Изменить размер шрифта - +
Из разных концов здания послышались крики, а потом принесли свечи. Перегнувшись через стол, мистер Чаттерджи заверил меня, что это самое обычное происшествие. По всей видимости, когда в каких-то частях города потребление электроэнергии превышало норму, электричество отключалось.
   Темень и свет от свечей каким-то образом усиливали жару. Я почувствовал легкое головокружение и уцепился за край стола.
   – Мистер Лузак, вы отдаете себе отчет в уникальности привилегии получить шедевр такого великого бенгальского поэта, как М. Дас. – Пронзительный голос мистера Гупты напоминал звук гобоя. Тяжелые ноты повисали в воздухе. – Даже мы еще не видели окончательный вариант его произведения. Надеюсь, что читатели вашего журнала по достоинству оценят оказанную им честь.
   – Да, – сказал я. С кончика носа мистера Гупты свисала капелька пота. Неверный свет свечей отбрасывал наши тени четырнадцатифутовой высоты. – А вы получали еще какие-нибудь рукописи от мистера Даса?
   – Пока нет, – ответил Гупта. Его темные, влажные глаза прикрывались тяжелыми веками. – Наш комитет должен вынести окончательное решение по размещению англоязычной версии его эпического произведения.
   – Я хотел бы встретиться с мистером Дасом, – сказал я.
   Сидевшие за столом переглянулись.
   – Это не представляется возможным.
   Заговорила женщина. Ее высокий визгливый голос напоминал скрежет ножовки по металлу. Раздражающие, гундосые звуки никак не стыковались с ее почтенной наружностью.
   – Отчего же?
   – М. Дас недоступен уже много лет, – ровным голосом сказал Гупта. – Некоторое время мы считали его умершим. Мы оплакали потерю национального сокровища.
   – А откуда вам известно, что он жив сейчас? Его кто-нибудь видел?
   Снова наступило молчание. Свечи уже наполовину сгорели и отчаянно трещали, хотя в комнате не было ни малейшего дуновения. Из-за страшной жары меня слегка подташнивало. На какое-то мгновение у меня промелькнула дикая мысль, что свечи догорят, а мы будем продолжать разговор во влажной темноте, бесплотные духи, посещающие ветхое здание во чреве мертвого города.
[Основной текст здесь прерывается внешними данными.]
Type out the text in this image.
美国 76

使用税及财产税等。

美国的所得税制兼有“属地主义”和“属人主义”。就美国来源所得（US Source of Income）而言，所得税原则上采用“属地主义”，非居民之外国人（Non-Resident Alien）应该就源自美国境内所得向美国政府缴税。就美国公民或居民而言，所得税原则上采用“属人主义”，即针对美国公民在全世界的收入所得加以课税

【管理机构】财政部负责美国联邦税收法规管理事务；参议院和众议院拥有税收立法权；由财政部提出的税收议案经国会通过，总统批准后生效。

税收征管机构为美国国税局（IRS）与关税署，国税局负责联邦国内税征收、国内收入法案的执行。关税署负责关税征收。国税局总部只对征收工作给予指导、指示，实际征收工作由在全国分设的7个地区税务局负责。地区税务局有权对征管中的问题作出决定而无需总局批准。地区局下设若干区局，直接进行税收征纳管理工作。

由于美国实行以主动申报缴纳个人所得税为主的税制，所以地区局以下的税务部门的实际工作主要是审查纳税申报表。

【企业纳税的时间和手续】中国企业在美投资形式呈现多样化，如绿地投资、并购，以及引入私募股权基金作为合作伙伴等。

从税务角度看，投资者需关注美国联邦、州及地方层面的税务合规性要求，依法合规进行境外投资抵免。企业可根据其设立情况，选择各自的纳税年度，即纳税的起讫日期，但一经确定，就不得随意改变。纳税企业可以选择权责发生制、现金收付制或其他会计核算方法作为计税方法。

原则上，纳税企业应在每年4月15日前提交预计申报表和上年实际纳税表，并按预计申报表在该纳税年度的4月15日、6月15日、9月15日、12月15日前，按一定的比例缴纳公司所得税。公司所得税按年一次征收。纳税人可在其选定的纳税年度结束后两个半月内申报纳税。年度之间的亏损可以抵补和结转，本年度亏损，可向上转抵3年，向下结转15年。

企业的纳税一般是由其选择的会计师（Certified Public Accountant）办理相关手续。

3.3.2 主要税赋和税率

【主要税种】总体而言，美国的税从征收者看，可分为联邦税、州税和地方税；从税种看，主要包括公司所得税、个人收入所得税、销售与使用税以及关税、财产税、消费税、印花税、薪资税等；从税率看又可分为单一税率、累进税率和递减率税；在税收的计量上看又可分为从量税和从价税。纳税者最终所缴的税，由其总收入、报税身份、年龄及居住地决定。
   – У нас имеется корреспонденция, – сказал Майкл Леонард Чаттерджи. Он извлек из портфеля с полдюжины хрустящих конвертов. – Они подтверждают с несомненной убедительностью, что наш друг все еще жив и живет среди нас.
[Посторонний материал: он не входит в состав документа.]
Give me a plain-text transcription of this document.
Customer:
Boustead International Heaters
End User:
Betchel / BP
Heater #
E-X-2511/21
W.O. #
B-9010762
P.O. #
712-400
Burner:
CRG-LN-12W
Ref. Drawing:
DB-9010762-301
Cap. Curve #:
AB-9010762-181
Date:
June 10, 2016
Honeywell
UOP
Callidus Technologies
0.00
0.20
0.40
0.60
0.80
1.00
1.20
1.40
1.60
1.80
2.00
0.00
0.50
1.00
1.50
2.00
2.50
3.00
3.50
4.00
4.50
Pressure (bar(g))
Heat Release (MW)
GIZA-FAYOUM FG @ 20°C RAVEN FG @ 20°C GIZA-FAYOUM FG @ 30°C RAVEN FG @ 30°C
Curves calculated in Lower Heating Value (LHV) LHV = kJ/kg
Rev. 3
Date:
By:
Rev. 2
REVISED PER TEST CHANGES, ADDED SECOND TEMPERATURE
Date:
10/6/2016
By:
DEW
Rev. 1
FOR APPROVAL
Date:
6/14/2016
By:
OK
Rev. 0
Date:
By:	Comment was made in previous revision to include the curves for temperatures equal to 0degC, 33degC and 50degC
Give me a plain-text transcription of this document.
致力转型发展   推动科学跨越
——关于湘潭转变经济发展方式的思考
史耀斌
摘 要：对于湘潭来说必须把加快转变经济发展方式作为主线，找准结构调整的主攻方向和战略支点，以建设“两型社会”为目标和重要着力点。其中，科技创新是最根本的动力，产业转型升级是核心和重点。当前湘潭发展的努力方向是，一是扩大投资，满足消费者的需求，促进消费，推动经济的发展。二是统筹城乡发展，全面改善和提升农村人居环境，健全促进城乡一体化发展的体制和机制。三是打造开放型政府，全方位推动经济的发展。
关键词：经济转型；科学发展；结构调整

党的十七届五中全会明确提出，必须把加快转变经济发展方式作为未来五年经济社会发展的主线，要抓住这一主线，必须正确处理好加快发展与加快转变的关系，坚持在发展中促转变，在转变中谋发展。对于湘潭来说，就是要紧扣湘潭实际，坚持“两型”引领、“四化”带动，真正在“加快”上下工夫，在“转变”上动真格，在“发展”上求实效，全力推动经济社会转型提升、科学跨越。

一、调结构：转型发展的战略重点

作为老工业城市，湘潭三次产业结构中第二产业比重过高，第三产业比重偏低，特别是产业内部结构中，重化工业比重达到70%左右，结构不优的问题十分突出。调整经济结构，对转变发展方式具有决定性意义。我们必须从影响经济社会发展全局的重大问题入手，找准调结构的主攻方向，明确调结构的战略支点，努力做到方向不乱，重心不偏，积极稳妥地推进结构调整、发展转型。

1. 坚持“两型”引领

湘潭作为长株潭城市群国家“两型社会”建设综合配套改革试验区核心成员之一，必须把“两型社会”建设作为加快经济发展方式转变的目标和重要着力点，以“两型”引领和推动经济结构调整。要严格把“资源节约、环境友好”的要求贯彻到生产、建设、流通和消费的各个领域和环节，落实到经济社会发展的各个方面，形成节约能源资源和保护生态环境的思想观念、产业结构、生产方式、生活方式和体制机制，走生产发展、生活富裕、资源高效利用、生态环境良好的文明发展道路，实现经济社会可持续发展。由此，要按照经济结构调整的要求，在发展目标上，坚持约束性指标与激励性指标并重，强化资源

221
   Чаттерджи послюнявил пальцы и пролистал туго свернутые страницы тонкой почтовой бумаги. При тусклом освещении строки индийских букв напоминали магические руны, какие-то зловещие заклятия.
   В доказательство своих слов мистер Чаттерджи зачитал вслух несколько выдержек. Там спрашивалось о родственниках, упоминались общие знакомые. Был и вопрос к мистеру Гупте по поводу короткого стихотворения Даса, оплаченного много лет назад, но так и не опубликованного.
   – Хорошо, – сказал я. – Но для моей статьи очень важно, чтобы я лично увидел мистера Даса и смог бы…
   – Прошу прощения, – перебил меня мистер Чаттерджи, подняв руку. На стеклах его очков, в том месте, где должны были быть глаза, отражались двойные огоньки. – Возможно, следующие строки объяснят, почему это невозможно.
   Он сложил листок, прокашлялся и стал читать:
   – «…итак, сами видите, друг мой, меняется все, но не люди. Я вспоминаю один день в июле 1969 года. Это было во время праздника Шивы. В «Таймс» сообщили, что люди оставили следы на Луне. Я возвращался из деревни моего отца: это место, где люди вот уже пять тысяч лет оставляют следы на земле за своими рабочими быками. В деревнях, мимо которых проезжал наш поезд, крестьяне выбивались из сил, протаскивая через грязь свои священные колесницы.